I presidenti delle regioni Umbria e Marche, Stefania Proietti e Francesco Acquaroli, hanno avviato un dialogo diretto con Bruxelles per modificare la carta degli aiuti a finalità regionale. La lettera indirizzata a Teresa Ribera, vice presidente esecutiva della Commissione Europea e commissaria alla Concorrenza, punta a estendere i benefici della Zes Unica (Zona economica speciale) a un numero maggiore di comuni delle due regioni. L’iniziativa arriva dopo l’inclusione ufficiale di Umbria e Marche nella Zes attraverso la legge 71, che ha riconosciuto alle regioni in transizione nuove opportunità di sviluppo economico.

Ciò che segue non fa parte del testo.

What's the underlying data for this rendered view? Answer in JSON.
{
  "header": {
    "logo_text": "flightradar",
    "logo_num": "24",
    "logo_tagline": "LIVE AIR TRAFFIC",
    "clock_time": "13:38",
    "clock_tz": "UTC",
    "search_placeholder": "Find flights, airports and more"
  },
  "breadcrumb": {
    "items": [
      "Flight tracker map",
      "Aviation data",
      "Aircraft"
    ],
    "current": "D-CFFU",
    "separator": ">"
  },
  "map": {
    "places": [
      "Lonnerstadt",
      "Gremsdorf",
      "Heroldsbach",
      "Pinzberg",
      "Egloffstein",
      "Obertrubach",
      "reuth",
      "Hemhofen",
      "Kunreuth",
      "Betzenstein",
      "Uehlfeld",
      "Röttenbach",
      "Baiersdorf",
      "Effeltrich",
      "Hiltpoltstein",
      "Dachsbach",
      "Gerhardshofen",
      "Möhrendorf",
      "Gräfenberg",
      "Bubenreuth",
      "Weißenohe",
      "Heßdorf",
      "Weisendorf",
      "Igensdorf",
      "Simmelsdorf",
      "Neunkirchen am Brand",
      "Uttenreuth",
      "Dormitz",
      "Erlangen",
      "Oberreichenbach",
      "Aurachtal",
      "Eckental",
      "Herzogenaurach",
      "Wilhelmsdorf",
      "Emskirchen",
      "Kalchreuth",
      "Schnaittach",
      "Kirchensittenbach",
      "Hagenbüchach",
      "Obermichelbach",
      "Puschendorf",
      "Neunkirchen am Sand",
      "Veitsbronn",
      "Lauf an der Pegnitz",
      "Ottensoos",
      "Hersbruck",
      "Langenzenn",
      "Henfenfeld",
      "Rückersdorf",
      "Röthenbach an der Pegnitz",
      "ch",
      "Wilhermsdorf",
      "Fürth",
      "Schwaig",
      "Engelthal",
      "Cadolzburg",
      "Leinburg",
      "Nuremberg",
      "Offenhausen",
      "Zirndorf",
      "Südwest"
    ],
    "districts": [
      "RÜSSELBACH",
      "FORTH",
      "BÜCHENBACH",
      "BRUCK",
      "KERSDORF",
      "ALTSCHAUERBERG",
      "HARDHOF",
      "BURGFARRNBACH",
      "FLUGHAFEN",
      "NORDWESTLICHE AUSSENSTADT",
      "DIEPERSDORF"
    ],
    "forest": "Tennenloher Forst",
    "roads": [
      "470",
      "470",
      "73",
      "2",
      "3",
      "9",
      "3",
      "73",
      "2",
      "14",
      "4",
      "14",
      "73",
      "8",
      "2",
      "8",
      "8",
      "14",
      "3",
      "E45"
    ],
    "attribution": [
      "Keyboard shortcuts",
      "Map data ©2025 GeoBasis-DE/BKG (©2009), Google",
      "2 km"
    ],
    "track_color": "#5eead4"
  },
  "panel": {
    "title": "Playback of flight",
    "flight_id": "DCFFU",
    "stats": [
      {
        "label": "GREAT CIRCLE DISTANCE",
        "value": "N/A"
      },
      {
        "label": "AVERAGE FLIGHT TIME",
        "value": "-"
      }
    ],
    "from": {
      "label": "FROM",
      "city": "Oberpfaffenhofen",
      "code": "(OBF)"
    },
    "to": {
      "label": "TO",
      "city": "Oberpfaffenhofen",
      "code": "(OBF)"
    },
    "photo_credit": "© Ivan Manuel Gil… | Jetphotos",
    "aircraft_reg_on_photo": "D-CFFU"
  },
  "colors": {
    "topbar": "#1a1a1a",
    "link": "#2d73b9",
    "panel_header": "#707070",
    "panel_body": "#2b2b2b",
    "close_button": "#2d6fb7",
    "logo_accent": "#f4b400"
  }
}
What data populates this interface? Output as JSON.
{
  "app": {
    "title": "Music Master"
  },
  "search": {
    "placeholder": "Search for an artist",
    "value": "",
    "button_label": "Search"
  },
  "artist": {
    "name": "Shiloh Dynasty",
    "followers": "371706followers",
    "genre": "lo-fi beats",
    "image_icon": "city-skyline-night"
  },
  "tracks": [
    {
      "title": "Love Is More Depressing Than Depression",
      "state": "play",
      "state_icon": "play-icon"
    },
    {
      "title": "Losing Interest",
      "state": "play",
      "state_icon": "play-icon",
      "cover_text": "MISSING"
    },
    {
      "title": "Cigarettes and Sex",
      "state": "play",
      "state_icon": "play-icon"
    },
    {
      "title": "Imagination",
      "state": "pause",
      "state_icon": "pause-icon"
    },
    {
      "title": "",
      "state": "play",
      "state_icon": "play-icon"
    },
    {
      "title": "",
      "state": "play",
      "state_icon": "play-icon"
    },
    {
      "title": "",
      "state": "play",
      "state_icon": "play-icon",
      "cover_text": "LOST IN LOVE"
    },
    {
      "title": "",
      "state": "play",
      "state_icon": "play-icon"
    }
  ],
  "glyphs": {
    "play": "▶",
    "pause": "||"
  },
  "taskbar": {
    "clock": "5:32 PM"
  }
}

La Zes Unica consente attualmente a tutte le imprese delle due regioni di beneficiare della semplificazione amministrativa, mentre le agevolazioni fiscali sotto forma di credito d’imposta sono riservate solo alle imprese situate nei comuni rientranti nella Carta degli aiuti a finalità regionale 2022-2027. In Umbria sono state presentate 92 domande che hanno generato investimenti per 59,8 milioni di euro, con un credito d’imposta complessivo di 14,7 milioni di euro.

L’obiettivo della richiesta europea è esplorare una possibile modifica della carta degli aiuti mantenendo invariati alcuni indicatori, per garantire coerenza con le finalità originarie dello strumento. I due presidenti regionali ritengono che un ampliamento dei comuni beneficiari possa massimizzare le opportunità della Zes Unica, sostenendo il rilancio economico e sociale dei territori in transizione.

Il Consiglio regionale dell’Umbria ha in proposito approvato all’unanimità una mozione che impegna la Giunta regionale a promuovere l’inserimento dei comuni umbri attualmente esclusi ma che presentano requisiti coerenti con i parametri europei sugli aiuti di Stato. La mozione prevede inoltre il coinvolgimento sistematico di comuni, associazioni di categoria, consorzi industriali e realtà produttive nella definizione delle proposte di ampliamento.

Filca: passo importante, ma non basta

Emanuele Petrini, segretario della Filca Cisl Umbria, è intervenuto più volte sul tema sottolineando l’importanza di valorizzare le aree interne per renderle attrattive. “La ricostruzione e la rigenerazione urbana sono leve importanti, ma non sufficienti: bisogna ragionare pensando al futuro. Le aree interne vanno valorizzate e rese attrattive, sia per i giovani che vi abitano sia per eventuali nuovi soggetti che possono affacciarsi sul territorio”, ha dichiarato Petrini.

Il segretario sottolinea come il successo della Zes dipenda dal potenziamento delle infrastrutture fisiche e digitali, condizione necessaria per attrarre investimenti e migliorare la competitività delle imprese. “Serve un vero e proprio Piano Industriale dell’Edilizia, capace di garantire stabilità e sviluppo al settore nel lungo periodo”, spiega, puntando l’indice sull’importanza di un piano di investimenti pubblici e privati che favorisca sicurezza e sostenibilità.

Per la Filca Cisl, l’ingresso dell’Umbria nella Zona Economica Speciale rappresenta una svolta strategica che deve essere integrata con le risorse del Pnrr (che però finiranno a Giugno), i fondi europei e le politiche attive regionali. “La ricostruzione post-sismica diventi un progetto sociale e territoriale condiviso, con cantieri sicuri e regolari e il rispetto dei contratti e della legalità e sia la spinta per una crescita economica”

“La Zes, sia per la ricostruzione post sisma che in generale deve essere un’occasione di rilancio economico, le risorse pubbliche devono sostenere l’impresa sana, l’occupazione stabile e l’innovazione”, sottolinea della Filca. Il sindacato richiede il coinvolgimento strutturale delle parti sociali nei tavoli di ricostruzione e investimenti su competenze, giovani, Its e riqualificazione professionale per restituire futuro alle comunità in difficoltà.